Warmherziger Experimentierer
Prof. Dr. Ulrich Pätzold †. Die Dortmunder Journalistik verliert einen bis zuletzt aktiven Mentor – und der EX ein bis zuletzt aktives Mitglied
Wer Uli Pätzold bei unserer EX-kursion nach Hamburg erlebt hatte, mag es kaum glauben, dass der noch so agil Wirkende nicht mehr unter uns ist. Hat er doch auch nach anstrengendem Besuchstag noch abends mit uns zusammengesessen und mitdiskutiert, wie wir unsere Mitgliederbasis weiter verbreitern können. Der EX, die Alumnivereinigung des Instituts für Journalistik, trauert um Prof. Dr. Ulrich Pätzold, der Ende Mai im Alter von 82 Jahren verstorben ist.
Dass er zu den Mitgliedern der ersten Stunde zählte, als der EX vor über 25 Jahren aus der Taufe gehoben wurde, kann niemanden überraschen. Zu verbunden war er nicht nur dem Institut für Journalistik, er war einer der Gründungsprofessoren, sondern auch und gerade den Studierenden. „Seine“ Ehemaligen hatten ihn anlässlich seiner Emeritierung 2008 bereits mit einem individuell zusammengestellten Reader geehrt: „Wir müssen mehr experimentieren“, lautete der Titel. Ein Leitmotiv, das sehr gut passte, denn experimentiert hatte Pätzold ja schon immer. So verstand er Wissenschaft: Ausprobieren, verifizieren, verändern.
Kein Wunder also, dass er 1978 dem Ruf an Deutschlands erste hochschulgebundene Journalismus-Ausbildungsstätte folgte und daran mitgearbeitet hat, das Institut für Journalistik schrittweise zu dem zu machen, was es heute ist – eine renommierte Adresse für die profunde Ausbildung von Medienschaffenden.
Der gute Draht zu den Studierenden lag vermutlich auch daran, dass der Professor eben nicht nur als Professor lehrte (der über Journalistenausbildung promoviert hatte).

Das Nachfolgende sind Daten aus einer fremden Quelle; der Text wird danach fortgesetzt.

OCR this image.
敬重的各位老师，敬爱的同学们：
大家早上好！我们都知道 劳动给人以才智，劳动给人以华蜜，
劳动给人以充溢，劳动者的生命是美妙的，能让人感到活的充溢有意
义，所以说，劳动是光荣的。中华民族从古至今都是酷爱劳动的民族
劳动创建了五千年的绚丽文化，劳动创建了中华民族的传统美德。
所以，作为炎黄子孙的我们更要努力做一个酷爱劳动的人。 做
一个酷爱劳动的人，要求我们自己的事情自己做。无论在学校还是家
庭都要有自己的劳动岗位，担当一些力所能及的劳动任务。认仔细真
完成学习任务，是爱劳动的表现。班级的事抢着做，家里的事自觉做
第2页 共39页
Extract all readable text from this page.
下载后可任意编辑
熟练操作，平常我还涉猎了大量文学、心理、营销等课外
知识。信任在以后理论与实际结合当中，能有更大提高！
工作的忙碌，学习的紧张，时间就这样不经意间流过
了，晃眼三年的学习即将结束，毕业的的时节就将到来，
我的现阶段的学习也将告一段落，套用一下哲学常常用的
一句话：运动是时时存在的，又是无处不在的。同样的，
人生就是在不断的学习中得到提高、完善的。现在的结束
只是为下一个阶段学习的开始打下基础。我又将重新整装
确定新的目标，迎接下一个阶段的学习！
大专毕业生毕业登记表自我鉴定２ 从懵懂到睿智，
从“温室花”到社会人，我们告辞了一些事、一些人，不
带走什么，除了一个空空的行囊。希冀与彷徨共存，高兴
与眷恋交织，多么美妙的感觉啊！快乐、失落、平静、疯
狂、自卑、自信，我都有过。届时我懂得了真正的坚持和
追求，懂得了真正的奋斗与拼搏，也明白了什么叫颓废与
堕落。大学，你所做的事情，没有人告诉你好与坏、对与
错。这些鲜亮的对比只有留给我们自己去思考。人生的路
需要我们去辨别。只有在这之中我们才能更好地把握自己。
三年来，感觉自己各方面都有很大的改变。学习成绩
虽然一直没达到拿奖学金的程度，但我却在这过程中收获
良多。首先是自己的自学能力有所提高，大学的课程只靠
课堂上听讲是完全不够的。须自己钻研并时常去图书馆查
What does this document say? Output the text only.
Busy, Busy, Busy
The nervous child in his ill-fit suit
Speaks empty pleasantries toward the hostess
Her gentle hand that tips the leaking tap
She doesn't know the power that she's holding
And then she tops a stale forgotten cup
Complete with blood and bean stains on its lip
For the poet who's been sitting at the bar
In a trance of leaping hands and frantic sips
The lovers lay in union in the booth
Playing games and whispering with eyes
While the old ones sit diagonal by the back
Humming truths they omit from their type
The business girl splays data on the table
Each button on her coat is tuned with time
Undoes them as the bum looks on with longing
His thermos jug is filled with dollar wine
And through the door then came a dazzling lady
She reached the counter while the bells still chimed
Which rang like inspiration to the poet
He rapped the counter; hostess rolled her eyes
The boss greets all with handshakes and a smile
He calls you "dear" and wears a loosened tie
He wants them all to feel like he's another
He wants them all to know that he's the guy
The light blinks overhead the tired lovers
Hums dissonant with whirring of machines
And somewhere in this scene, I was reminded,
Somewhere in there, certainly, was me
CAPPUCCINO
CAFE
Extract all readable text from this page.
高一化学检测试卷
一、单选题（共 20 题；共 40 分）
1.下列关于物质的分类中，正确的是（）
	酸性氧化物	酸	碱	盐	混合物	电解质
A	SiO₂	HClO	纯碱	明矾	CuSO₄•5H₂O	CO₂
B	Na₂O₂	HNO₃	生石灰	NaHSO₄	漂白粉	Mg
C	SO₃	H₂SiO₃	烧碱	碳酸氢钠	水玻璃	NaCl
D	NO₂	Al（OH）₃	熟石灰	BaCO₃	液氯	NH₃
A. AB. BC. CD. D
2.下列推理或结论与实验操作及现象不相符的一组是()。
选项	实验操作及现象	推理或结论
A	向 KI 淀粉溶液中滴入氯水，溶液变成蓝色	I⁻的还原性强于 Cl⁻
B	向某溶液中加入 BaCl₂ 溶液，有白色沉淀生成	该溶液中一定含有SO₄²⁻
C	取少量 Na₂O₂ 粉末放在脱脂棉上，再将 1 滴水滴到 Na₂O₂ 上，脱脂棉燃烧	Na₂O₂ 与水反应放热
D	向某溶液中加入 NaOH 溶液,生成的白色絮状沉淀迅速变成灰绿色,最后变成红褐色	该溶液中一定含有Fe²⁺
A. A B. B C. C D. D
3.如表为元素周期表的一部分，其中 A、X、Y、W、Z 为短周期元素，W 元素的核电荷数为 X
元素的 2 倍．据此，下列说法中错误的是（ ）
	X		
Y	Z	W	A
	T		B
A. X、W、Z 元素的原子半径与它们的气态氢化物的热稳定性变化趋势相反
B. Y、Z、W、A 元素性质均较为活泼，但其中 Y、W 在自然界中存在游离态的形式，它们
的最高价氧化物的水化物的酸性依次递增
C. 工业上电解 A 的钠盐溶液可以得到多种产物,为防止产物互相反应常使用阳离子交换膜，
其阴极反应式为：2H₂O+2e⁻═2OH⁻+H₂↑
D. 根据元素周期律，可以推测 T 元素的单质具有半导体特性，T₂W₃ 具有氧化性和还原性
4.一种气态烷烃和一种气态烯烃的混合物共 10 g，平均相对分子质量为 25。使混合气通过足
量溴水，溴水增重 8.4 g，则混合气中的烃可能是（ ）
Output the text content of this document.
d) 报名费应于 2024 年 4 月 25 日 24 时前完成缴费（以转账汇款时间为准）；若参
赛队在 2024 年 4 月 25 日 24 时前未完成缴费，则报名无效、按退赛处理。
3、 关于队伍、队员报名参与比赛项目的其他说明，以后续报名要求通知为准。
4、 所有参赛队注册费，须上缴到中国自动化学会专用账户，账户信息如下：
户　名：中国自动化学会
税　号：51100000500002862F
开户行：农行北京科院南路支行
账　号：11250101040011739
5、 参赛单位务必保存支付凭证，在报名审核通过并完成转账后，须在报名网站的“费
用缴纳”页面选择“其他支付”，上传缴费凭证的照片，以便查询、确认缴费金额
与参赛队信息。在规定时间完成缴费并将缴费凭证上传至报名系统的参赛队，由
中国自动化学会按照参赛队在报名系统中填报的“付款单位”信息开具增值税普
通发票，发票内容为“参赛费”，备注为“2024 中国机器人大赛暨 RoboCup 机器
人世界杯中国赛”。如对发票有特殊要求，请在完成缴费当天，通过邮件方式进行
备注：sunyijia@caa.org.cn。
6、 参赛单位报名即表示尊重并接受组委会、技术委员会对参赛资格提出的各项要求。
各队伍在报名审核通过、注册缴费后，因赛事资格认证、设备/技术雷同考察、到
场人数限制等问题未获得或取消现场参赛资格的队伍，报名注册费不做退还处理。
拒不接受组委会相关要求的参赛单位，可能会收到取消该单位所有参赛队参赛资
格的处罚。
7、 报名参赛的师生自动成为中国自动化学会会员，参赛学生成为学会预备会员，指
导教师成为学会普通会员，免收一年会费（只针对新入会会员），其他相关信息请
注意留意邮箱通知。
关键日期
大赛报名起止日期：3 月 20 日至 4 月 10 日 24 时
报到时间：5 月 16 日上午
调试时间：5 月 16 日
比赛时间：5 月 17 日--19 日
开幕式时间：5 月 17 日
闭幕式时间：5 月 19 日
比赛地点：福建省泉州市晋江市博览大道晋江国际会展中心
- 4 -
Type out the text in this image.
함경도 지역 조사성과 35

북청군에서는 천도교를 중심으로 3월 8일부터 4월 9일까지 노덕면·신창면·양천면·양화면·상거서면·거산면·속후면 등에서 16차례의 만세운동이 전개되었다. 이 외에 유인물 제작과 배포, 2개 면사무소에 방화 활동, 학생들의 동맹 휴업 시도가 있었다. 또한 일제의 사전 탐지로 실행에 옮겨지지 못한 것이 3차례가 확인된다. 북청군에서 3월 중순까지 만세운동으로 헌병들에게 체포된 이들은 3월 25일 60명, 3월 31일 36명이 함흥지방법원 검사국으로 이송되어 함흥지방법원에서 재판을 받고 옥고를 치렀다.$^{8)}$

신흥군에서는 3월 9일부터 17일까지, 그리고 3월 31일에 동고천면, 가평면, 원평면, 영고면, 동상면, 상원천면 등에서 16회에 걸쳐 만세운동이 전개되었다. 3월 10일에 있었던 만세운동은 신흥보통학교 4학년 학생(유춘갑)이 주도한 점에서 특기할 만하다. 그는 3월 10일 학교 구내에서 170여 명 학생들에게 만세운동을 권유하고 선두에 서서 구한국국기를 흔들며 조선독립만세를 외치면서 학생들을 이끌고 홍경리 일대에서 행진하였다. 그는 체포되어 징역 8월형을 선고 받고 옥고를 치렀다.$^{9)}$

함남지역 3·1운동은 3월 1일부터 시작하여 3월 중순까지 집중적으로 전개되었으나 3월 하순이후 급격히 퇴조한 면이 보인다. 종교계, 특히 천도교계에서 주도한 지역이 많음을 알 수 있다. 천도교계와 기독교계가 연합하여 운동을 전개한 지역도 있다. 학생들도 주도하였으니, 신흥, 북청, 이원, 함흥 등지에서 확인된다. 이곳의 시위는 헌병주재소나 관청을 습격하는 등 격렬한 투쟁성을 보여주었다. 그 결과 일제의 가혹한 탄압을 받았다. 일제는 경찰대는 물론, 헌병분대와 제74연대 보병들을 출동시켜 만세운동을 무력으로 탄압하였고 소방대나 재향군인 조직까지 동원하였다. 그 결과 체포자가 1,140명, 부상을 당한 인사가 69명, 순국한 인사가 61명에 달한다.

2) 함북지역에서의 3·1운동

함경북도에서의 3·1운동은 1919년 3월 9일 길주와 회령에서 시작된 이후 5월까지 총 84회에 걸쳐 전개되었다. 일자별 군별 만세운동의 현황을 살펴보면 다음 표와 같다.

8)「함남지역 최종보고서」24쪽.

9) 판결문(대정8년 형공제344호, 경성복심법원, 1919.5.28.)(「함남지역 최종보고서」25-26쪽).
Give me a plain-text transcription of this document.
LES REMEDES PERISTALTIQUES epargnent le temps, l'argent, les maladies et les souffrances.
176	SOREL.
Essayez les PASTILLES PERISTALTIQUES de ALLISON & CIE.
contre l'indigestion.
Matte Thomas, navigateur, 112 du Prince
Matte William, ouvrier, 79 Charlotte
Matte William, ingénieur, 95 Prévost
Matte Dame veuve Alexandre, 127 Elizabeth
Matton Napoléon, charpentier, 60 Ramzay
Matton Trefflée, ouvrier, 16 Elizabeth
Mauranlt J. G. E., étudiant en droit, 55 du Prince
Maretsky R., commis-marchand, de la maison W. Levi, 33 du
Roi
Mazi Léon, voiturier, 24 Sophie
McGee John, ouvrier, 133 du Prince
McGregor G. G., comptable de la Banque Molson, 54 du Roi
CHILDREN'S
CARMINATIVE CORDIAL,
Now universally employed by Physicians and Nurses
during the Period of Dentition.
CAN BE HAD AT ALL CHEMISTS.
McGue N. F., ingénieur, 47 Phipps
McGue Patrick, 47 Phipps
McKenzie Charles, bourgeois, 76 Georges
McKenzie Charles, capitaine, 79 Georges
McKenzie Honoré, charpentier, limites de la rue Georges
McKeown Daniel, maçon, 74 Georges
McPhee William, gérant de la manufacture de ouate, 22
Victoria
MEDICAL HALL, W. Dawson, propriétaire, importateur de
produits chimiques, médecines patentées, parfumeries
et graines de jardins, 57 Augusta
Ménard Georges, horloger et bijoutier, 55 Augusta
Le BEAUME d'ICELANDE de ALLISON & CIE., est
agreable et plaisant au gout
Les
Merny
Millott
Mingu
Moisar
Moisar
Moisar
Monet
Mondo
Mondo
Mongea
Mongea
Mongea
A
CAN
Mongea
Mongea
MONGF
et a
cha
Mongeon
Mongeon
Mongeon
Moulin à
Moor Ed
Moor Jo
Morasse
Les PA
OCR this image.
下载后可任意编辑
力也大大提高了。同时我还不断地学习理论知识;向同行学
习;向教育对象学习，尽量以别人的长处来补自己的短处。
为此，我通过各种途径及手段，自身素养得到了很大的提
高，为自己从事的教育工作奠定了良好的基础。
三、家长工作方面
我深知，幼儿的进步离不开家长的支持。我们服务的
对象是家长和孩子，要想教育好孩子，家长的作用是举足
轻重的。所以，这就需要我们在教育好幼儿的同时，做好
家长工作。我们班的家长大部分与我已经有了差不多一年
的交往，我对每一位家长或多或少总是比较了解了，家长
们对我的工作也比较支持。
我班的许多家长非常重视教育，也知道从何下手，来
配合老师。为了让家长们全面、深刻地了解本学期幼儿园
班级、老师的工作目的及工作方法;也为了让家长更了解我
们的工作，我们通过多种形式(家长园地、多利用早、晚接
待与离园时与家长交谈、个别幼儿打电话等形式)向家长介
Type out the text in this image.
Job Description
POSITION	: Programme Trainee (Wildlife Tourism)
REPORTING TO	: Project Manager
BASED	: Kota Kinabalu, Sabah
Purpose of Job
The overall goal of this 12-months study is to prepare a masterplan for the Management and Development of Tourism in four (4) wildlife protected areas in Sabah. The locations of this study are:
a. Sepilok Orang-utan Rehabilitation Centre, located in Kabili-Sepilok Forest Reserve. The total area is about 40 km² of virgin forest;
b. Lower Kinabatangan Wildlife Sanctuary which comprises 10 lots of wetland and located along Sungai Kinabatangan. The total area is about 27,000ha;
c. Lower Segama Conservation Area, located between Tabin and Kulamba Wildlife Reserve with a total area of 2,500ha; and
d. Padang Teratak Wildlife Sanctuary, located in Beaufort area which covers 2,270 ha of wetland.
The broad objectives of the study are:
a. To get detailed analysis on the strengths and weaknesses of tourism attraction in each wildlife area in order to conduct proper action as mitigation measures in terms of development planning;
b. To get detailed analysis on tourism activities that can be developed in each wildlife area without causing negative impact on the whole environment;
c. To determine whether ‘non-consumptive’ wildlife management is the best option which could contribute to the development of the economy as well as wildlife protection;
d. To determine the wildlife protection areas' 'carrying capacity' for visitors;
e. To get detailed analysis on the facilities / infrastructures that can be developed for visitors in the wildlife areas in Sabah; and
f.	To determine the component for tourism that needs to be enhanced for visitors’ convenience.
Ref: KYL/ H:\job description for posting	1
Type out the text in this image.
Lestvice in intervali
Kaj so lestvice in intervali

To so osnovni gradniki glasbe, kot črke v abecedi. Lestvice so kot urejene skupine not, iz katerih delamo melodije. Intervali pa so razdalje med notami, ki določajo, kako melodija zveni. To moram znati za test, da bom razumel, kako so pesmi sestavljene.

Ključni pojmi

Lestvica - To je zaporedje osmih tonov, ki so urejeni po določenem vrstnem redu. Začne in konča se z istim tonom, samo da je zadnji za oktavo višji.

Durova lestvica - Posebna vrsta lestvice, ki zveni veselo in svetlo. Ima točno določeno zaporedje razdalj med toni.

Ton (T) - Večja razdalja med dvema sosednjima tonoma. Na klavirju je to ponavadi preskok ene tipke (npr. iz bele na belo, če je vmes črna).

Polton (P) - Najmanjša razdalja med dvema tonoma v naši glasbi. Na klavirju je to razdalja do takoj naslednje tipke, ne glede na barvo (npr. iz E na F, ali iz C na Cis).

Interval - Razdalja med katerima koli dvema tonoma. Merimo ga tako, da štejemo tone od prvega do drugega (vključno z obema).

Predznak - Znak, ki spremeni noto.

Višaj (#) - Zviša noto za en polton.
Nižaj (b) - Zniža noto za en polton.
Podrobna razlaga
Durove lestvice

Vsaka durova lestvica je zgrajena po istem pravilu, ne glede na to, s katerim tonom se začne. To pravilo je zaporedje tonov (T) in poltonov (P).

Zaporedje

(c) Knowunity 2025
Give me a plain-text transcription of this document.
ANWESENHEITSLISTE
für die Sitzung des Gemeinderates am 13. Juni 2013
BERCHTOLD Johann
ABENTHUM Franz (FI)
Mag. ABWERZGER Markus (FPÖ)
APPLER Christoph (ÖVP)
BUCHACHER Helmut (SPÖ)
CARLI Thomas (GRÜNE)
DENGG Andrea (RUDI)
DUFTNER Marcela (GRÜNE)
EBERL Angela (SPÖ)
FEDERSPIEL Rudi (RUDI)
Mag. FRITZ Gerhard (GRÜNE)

Sondern auch selbst ganz praktisch tätig war: so hatte der gebürtige Bielefelder unter anderem für den RIAS Berlin und die Zürcher Weltwoche gearbeitet. Bei reiner Lehrtätigkeit beließ er es auch nach seiner Berufung nicht. Zusammen mit Horst Röper gründete er 1984 FORMATT und nahm mit dem Forschungsinstitut die Entwicklung der Medienstrukturen unter die Lupe.
Experimentell kann man auch die Gründungsphase der ersten Fernseh-Lehrredaktion des Instituts nennen, die Pätzold initiiert hat – man startete mit engagierten Studierenden anfangs ziemlich bescheiden in einer Art „Garagenbetrieb“ in der Dortmunder Kirchenstraße.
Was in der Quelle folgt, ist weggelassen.